Jane Pearson or Jane Sibson (1735 – 20 March 1816) was a British Quaker minister and diarist.

==Life==
Pearson was born in Newtown in Carlisle in about 1735. Her religious parents were Jonathan and Jane Sibson. She took notes on her life as she read the scriptures, which she found enjoyable. She wrote about the pain of losing her father and her understanding of God. Her mother was protective of her education and she employed a tutor so that she could be taught at home in line with their beliefs. Quakers were expected to have a "plainness of speech, behaviours and apparel".

Pearson's writings reveal that she was quiet and not confident, however she felt that she was intended to evangelise to others. Early in her twenties she married a fellow Quaker John Pearson. Her new husband was from Greysouthen in Cumbria and he made linen.

Pearson's husband was a comfort to her and when he died in June 1774 she recorded that she would have found it easier to lose her children than him. She was to lose all of them in time. Her youngest daughter died when she was nineteen and her last daughter died in 1806.

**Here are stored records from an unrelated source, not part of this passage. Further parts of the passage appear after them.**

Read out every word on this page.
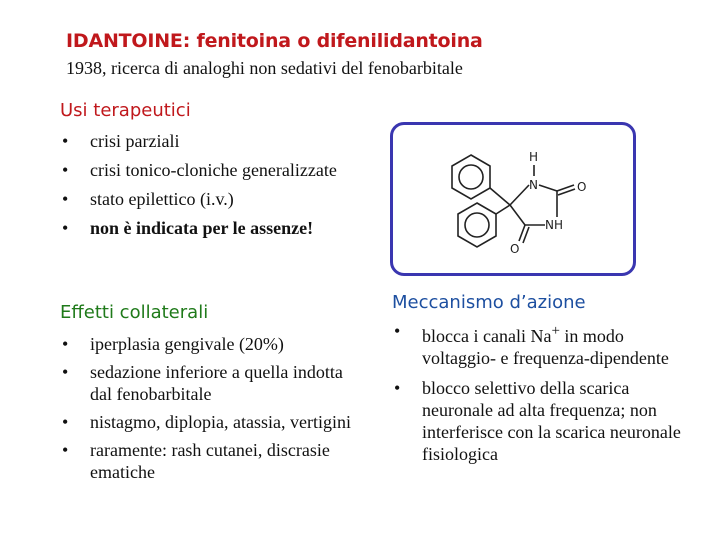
IDANTOINE: fenitoina o difenilidantoina

1938, ricerca di analoghi non sedativi del fenobarbitale

Usi terapeutici
• crisi parziali
• crisi tonico-cloniche generalizzate
• stato epilettico (i.v.)
• non è indicata per le assenze!
Effetti collaterali
• iperplasia gengivale (20%)
• sedazione inferiore a quella indotta dal fenobarbitale
• nistagmo, diplopia, atassia, vertigini
• raramente: rash cutanei, discrasie ematiche
H
N	O
NH
O
Meccanismo d’azione
• blocca i canali Na+ in modo voltaggio- e frequenza-dipendente
• blocco selettivo della scarica neuronale ad alta frequenza; non interferisce con la scarica neuronale fisiologica
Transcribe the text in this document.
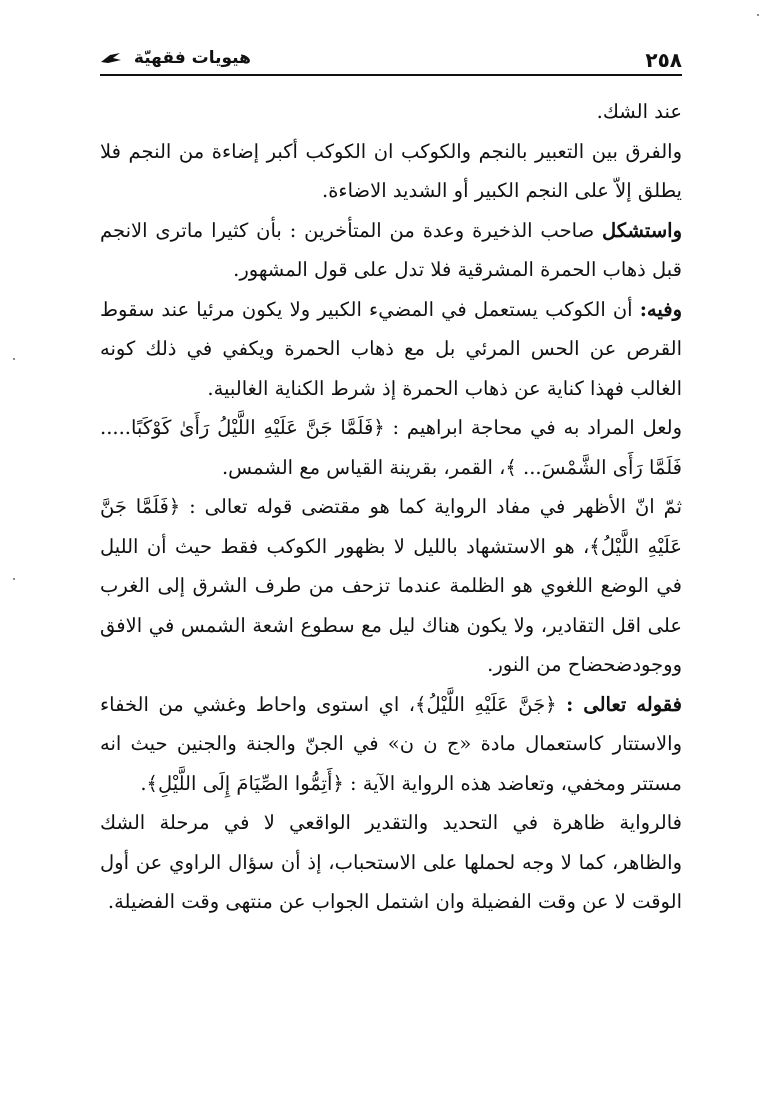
٢٥٨
هيويات فقهيّة

عند الشك.

والفرق بين التعبير بالنجم والكوكب ان الكوكب أكبر إضاءة من النجم فلا يطلق إلاّ على النجم الكبير أو الشديد الاضاءة.

واستشكل صاحب الذخيرة وعدة من المتأخرين : بأن كثيرا ماترى الانجم قبل ذهاب الحمرة المشرقية فلا تدل على قول المشهور.

وفيه: أن الكوكب يستعمل في المضيء الكبير ولا يكون مرئيا عند سقوط القرص عن الحس المرئي بل مع ذهاب الحمرة ويكفي في ذلك كونه الغالب فهذا كناية عن ذهاب الحمرة إذ شرط الكناية الغالبية.

ولعل المراد به في محاجة ابراهيم : ﴿فَلَمَّا جَنَّ عَلَيْهِ اللَّيْلُ رَأَىٰ كَوْكَبًا..... فَلَمَّا رَأَى الشَّمْسَ... ﴾، القمر، بقرينة القياس مع الشمس.

ثمّ انّ الأظهر في مفاد الرواية كما هو مقتضى قوله تعالى : ﴿فَلَمَّا جَنَّ عَلَيْهِ اللَّيْلُ﴾، هو الاستشهاد بالليل لا بظهور الكوكب فقط حيث أن الليل في الوضع اللغوي هو الظلمة عندما تزحف من طرف الشرق إلى الغرب على اقل التقادير، ولا يكون هناك ليل مع سطوع اشعة الشمس في الافق ووجودضحضاح من النور.

فقوله تعالى : ﴿جَنَّ عَلَيْهِ اللَّيْلُ﴾، اي استوى واحاط وغشي من الخفاء والاستتار كاستعمال مادة «ج ن ن» في الجنّ والجنة والجنين حيث انه مستتر ومخفي، وتعاضد هذه الرواية الآية : ﴿أَتِمُّوا الصِّيَامَ إِلَى اللَّيْلِ﴾.

فالرواية ظاهرة في التحديد والتقدير الواقعي لا في مرحلة الشك والظاهر، كما لا وجه لحملها على الاستحباب، إذ أن سؤال الراوي عن أول الوقت لا عن وقت الفضيلة وان اشتمل الجواب عن منتهى وقت الفضيلة.
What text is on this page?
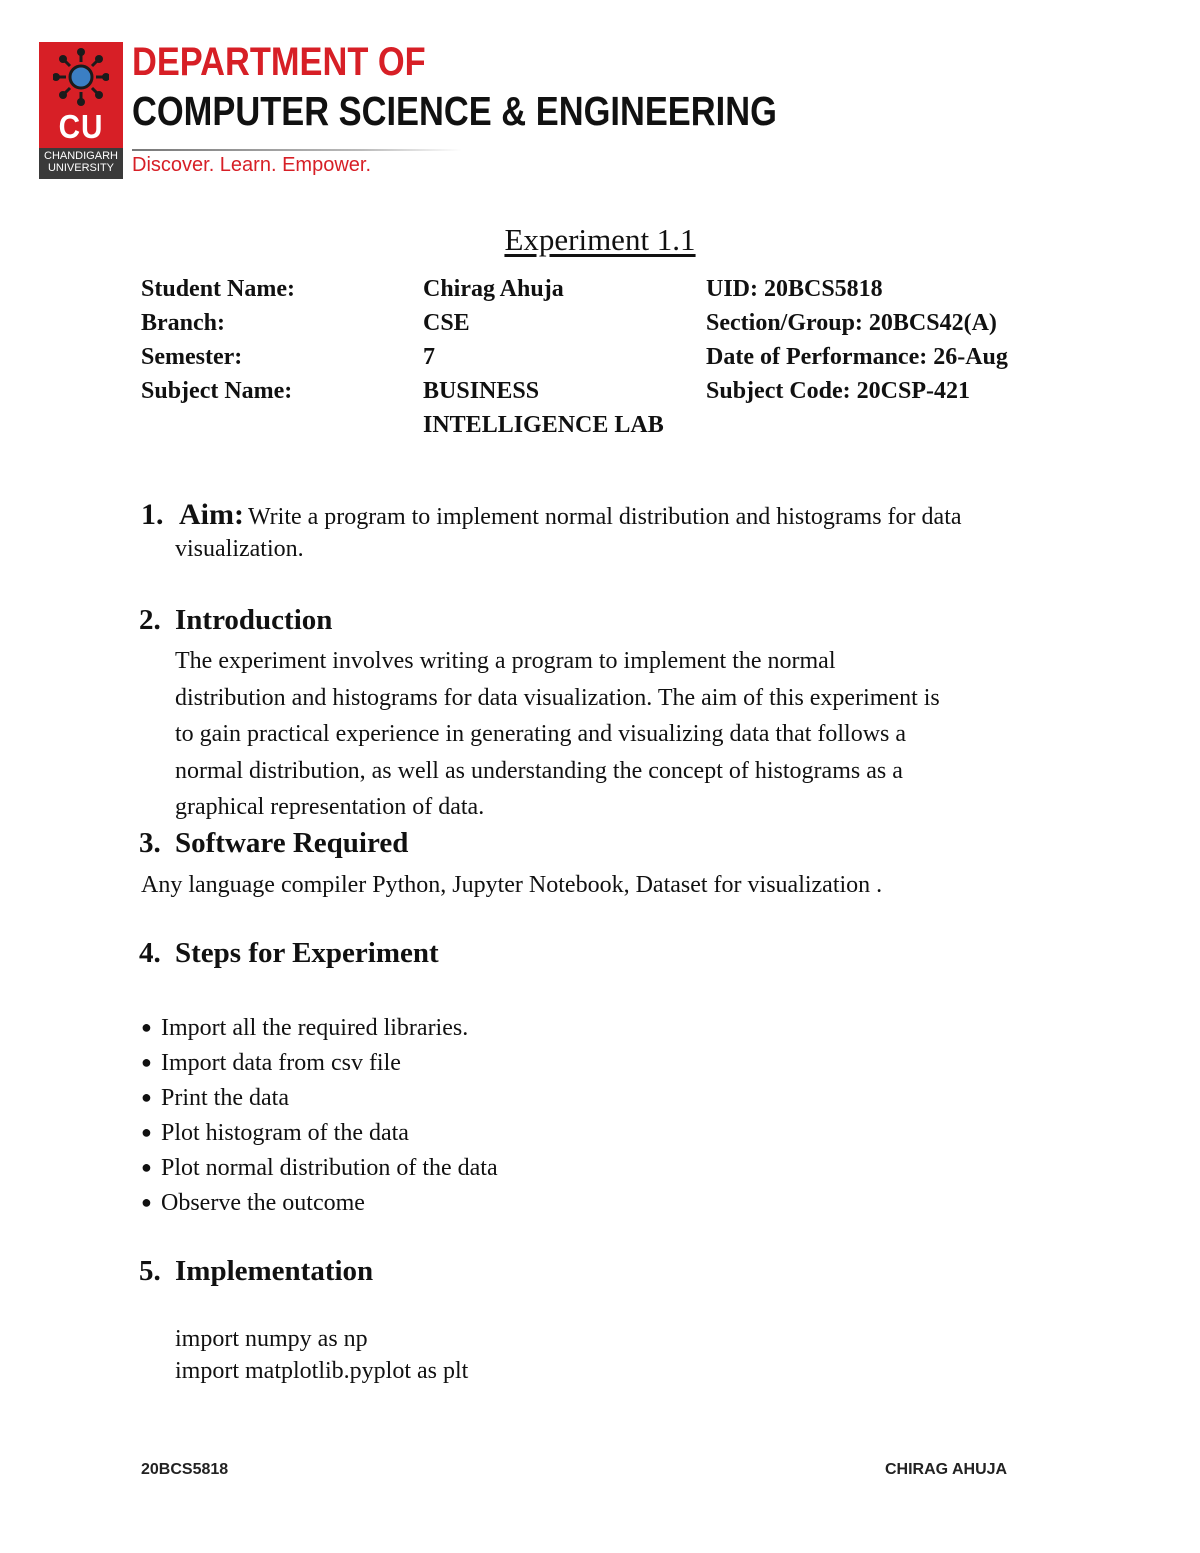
CU
CHANDIGARH
UNIVERSITY
DEPARTMENT OF
COMPUTER SCIENCE & ENGINEERING
Discover. Learn. Empower.
Experiment 1.1
Student Name:	Chirag Ahuja	UID: 20BCS5818
Branch:	CSE	Section/Group: 20BCS42(A)
Semester:	7	Date of Performance: 26-Aug
Subject Name:	BUSINESS	Subject Code: 20CSP-421
INTELLIGENCE LAB
1. Aim: Write a program to implement normal distribution and histograms for data
visualization.
2. Introduction
The experiment involves writing a program to implement the normal
distribution and histograms for data visualization. The aim of this experiment is
to gain practical experience in generating and visualizing data that follows a
normal distribution, as well as understanding the concept of histograms as a
graphical representation of data.
3. Software Required
Any language compiler Python, Jupyter Notebook, Dataset for visualization .
4. Steps for Experiment
● Import all the required libraries.
● Import data from csv file
● Print the data
● Plot histogram of the data
● Plot normal distribution of the data
● Observe the outcome
5. Implementation
import numpy as np
import matplotlib.pyplot as plt
20BCS5818	CHIRAG AHUJA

Pearson now began her ministry. For forty-two years she travelled and spoke at the meeting of Quaker women across Lancashire and Yorkshire. She wrote many letters including The correspondence with Thomas Wilkinson (1751–1836) and other Quaker ministers Esther Tuke, Deborah Darby whose family helped start the Industrial Revolution and the American born Rebecca Jones.

==Death and legacy==
Pearson died in Whitehaven in 1816 having outlived her husband and all her children by ten years. Quaker funerals were sombre affairs. A note from Whitehaven dated 1800 warns fellow Quakers to only invite a select number to a funeral where the food should be sufficient. The aim was to allow those present to have "mournful yet instructive meditation."

In the year after her death, her writings were assembled into a book and published. This is the major source of her life. Some of her letters covering 1784 to 1821 are in the local records library.